LE CARABINIER DE RONCEVAUX - ORREAGA EN NAVARRE AU PAYS BASQUE EN JANVIER 1932


LE CARABINIER DE RONCEVAUX EN 1932.


Roncevaux (Orreaga en Basque) est un village frontière, lieu de passage, entre la Navarre et la Basse-Navarre


DOUANE RONCEVAUX 1905
PAYS BASQUE D'ANTAN



Voici ce que rapporta à ce sujet la Gazette de Bayonne, de Biarritz et du Pays Basque, dans son 

édition du 9 janvier 1932, sous la signature d'Hervé Lauwick :


"Le carabinier de Roncevaux.



En ce temps, où chacun souhaite la paix, les guerres de tarifs, causes prolifiques de combats véritables, se font plus vives, et de tous côtés, l’on renforce le douanier. Si nous demandions l’autre jour la modification de l’article 24 de la loi aérienne, c’est qu'aucun texte de ce genre ne peut empêcher l’aviateur de mauvaise foi de déposer ce qu'il voudra, où il voudra, au risque d’être en contravention, ce dont il se moquera bien s'il est malhonnête. Que ne traite-t-on l'avion privé comme le canot à moteur, auquel il ressemble légalement à tous les points de vue ? 
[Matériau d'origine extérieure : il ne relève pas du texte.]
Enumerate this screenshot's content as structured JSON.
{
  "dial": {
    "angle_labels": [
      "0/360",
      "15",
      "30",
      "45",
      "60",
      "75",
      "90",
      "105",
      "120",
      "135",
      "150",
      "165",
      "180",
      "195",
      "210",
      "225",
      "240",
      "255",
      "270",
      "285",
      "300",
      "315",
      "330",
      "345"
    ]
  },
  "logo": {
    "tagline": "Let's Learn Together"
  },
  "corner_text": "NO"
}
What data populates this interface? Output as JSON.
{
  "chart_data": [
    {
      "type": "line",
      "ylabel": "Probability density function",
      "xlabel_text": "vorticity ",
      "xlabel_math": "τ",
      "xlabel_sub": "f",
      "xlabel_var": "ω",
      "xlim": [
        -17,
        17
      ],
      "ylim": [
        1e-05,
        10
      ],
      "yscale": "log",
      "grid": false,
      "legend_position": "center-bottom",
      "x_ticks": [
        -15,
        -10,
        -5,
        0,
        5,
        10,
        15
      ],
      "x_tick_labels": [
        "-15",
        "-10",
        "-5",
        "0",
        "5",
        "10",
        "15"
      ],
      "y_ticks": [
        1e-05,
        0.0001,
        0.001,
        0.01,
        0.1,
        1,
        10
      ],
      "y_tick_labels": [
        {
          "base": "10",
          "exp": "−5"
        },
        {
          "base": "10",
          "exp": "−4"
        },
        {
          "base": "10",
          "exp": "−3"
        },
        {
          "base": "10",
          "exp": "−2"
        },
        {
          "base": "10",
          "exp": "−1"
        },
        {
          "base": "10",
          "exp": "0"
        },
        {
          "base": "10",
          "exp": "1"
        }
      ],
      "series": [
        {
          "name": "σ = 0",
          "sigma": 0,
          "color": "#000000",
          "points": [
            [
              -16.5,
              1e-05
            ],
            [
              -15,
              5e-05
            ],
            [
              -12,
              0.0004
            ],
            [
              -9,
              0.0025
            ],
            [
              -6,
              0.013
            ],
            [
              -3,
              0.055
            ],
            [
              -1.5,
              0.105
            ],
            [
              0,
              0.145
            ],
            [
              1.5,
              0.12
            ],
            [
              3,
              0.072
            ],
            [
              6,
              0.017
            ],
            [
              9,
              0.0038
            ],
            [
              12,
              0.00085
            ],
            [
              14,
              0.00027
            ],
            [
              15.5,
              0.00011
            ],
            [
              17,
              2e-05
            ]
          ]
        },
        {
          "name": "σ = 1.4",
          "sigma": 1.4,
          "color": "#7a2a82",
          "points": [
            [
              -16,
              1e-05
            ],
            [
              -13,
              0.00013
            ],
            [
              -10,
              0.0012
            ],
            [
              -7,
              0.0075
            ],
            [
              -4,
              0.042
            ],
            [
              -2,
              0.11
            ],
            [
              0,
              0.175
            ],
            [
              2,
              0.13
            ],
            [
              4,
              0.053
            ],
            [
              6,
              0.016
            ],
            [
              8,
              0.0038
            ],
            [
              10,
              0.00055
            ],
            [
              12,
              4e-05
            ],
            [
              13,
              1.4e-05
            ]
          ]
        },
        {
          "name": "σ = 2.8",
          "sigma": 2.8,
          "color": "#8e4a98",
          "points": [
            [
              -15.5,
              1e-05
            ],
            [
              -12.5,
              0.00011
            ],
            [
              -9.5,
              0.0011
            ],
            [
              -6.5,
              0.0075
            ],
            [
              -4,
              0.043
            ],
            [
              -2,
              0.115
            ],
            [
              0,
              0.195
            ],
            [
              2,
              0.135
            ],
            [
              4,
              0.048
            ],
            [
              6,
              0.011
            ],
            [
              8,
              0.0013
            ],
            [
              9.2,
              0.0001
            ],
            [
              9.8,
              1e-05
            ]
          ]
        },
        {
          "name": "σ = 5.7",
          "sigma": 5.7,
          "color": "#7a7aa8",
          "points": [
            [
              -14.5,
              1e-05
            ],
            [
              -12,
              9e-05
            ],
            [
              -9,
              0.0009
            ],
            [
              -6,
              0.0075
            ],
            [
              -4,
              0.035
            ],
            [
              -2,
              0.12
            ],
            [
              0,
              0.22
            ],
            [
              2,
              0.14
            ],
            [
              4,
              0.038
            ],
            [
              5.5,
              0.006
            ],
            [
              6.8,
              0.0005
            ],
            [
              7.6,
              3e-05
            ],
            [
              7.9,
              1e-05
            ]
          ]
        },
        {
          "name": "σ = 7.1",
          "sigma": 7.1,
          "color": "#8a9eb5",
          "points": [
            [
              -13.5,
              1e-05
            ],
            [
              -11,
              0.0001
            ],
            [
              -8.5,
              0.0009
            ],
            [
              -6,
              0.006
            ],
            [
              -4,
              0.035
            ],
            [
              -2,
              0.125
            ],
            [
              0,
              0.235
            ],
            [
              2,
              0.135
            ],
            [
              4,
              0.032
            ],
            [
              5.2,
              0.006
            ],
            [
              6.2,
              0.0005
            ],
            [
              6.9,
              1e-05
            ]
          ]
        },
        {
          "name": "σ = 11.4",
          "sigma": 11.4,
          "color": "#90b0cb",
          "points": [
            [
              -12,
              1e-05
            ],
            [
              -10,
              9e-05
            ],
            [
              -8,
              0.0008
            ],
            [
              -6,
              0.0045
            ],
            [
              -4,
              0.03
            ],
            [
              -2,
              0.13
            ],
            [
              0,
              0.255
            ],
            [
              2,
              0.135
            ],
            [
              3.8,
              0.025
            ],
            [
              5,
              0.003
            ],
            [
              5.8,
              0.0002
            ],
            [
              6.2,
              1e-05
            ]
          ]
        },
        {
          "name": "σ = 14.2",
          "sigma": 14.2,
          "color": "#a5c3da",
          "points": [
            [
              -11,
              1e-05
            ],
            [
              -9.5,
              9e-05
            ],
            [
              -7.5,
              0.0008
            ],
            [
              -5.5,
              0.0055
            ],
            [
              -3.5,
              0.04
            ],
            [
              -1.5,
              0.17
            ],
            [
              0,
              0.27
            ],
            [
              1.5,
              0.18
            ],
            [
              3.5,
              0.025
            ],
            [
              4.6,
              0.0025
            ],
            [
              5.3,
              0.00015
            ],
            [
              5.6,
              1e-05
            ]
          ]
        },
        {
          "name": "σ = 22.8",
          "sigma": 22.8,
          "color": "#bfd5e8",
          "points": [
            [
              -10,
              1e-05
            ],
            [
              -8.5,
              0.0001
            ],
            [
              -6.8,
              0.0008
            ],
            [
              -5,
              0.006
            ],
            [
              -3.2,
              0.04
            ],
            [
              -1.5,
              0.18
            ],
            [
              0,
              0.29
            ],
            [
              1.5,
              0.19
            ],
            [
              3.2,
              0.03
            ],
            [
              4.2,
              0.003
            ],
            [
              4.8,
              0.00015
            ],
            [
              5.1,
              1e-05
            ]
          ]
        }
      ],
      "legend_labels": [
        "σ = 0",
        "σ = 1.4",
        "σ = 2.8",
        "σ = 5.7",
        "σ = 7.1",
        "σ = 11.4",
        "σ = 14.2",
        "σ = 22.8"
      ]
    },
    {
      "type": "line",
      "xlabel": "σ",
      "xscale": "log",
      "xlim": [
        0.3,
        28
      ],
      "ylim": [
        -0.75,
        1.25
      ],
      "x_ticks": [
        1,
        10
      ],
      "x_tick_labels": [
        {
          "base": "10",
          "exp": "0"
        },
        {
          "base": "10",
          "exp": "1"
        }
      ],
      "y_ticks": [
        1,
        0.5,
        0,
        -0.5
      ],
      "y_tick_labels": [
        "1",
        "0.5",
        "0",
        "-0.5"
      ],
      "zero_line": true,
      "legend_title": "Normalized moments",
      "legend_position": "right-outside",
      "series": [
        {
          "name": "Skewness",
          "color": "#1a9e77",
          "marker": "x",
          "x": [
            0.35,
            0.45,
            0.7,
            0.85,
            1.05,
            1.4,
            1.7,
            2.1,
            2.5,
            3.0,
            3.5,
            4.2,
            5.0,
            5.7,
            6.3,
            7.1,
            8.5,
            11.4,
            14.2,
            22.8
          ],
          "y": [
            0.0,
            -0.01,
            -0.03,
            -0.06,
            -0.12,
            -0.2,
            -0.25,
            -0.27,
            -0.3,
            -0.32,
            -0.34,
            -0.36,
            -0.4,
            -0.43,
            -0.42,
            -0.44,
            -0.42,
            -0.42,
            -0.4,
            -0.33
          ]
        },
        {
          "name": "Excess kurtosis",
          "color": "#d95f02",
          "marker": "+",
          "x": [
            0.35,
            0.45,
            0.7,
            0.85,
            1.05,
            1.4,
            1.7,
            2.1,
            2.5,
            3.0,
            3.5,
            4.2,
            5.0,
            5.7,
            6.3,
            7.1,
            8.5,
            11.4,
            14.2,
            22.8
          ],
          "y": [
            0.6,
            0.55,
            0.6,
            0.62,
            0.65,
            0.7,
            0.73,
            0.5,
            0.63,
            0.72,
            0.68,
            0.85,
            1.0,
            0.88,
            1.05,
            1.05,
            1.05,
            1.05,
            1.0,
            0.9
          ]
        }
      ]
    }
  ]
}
Le douanier est pratiquement désarmé centre l'avion. Mais le douanier terrestre est redoutable, et c’est toujours un amusement nouveau pour nous que de passer des frontières, rien n’étant plus facile et plus drôle, que de juger les peuples dès ce premier accueil. En comparaison, de la façon dont on était reçu naguère en Allemagne, on trouvait l'entrée en France souriante, de même que ce doit être la grande joie des habitants du purgatoire que de lire chaque jour le bulletin de température de l’enfer.... 




L’Espagne est bien gentille, et l’est restée pour les Français. On nous a conté de terribles histoires de dames déshabillées et de voitures fouillées, mais c’était au moment de la révolution et seulement à la sortie, pour les "ci-devant". Les Français ne furent jamais molestés. Il faut savoir seulement, si on entre en Espagne, qu'il convient de choisir sa porte, car les grandes s’ouvrent vite et comme avec lassitude, les petites sont ravies de vous garder et de faire la causette. Cette remarque est vraie de tous les pays... 




Sortez par Arnéguy et Roncevaux. Vous y restez deux heures, en face d’un petit fronton blanc sur cette montagne d’un vert aigu. Le douanier français est le premier content de vous connaître, puis le carabinier vous reçoit comme un frère et engage un long palabre... Le pont passé, c’est à la "douanière" qu’on a affaire. Une jolie fille, petite Raquel Meller de province, qui a l’air de faire tout le travail et manie les tampons et exige des pesetas d’une voix volubile, tandis que son gros mari se repose et bâille largement. On a l’impression qu'elle prend des notes sur les robes des dames, et on arrive à Pampelune, avec un fort retard. 

DOUANE ARNEGUY
PAYS BASQUE D'ANTAN



C'est à Roncevaux que je vis Marcel Michelin, l’homme qui fait du 120, à l’heure sur les rails, arrêté par un carabinier, car, à cette époque, on écrivait non seulement les marques mais les numéros des accessoires.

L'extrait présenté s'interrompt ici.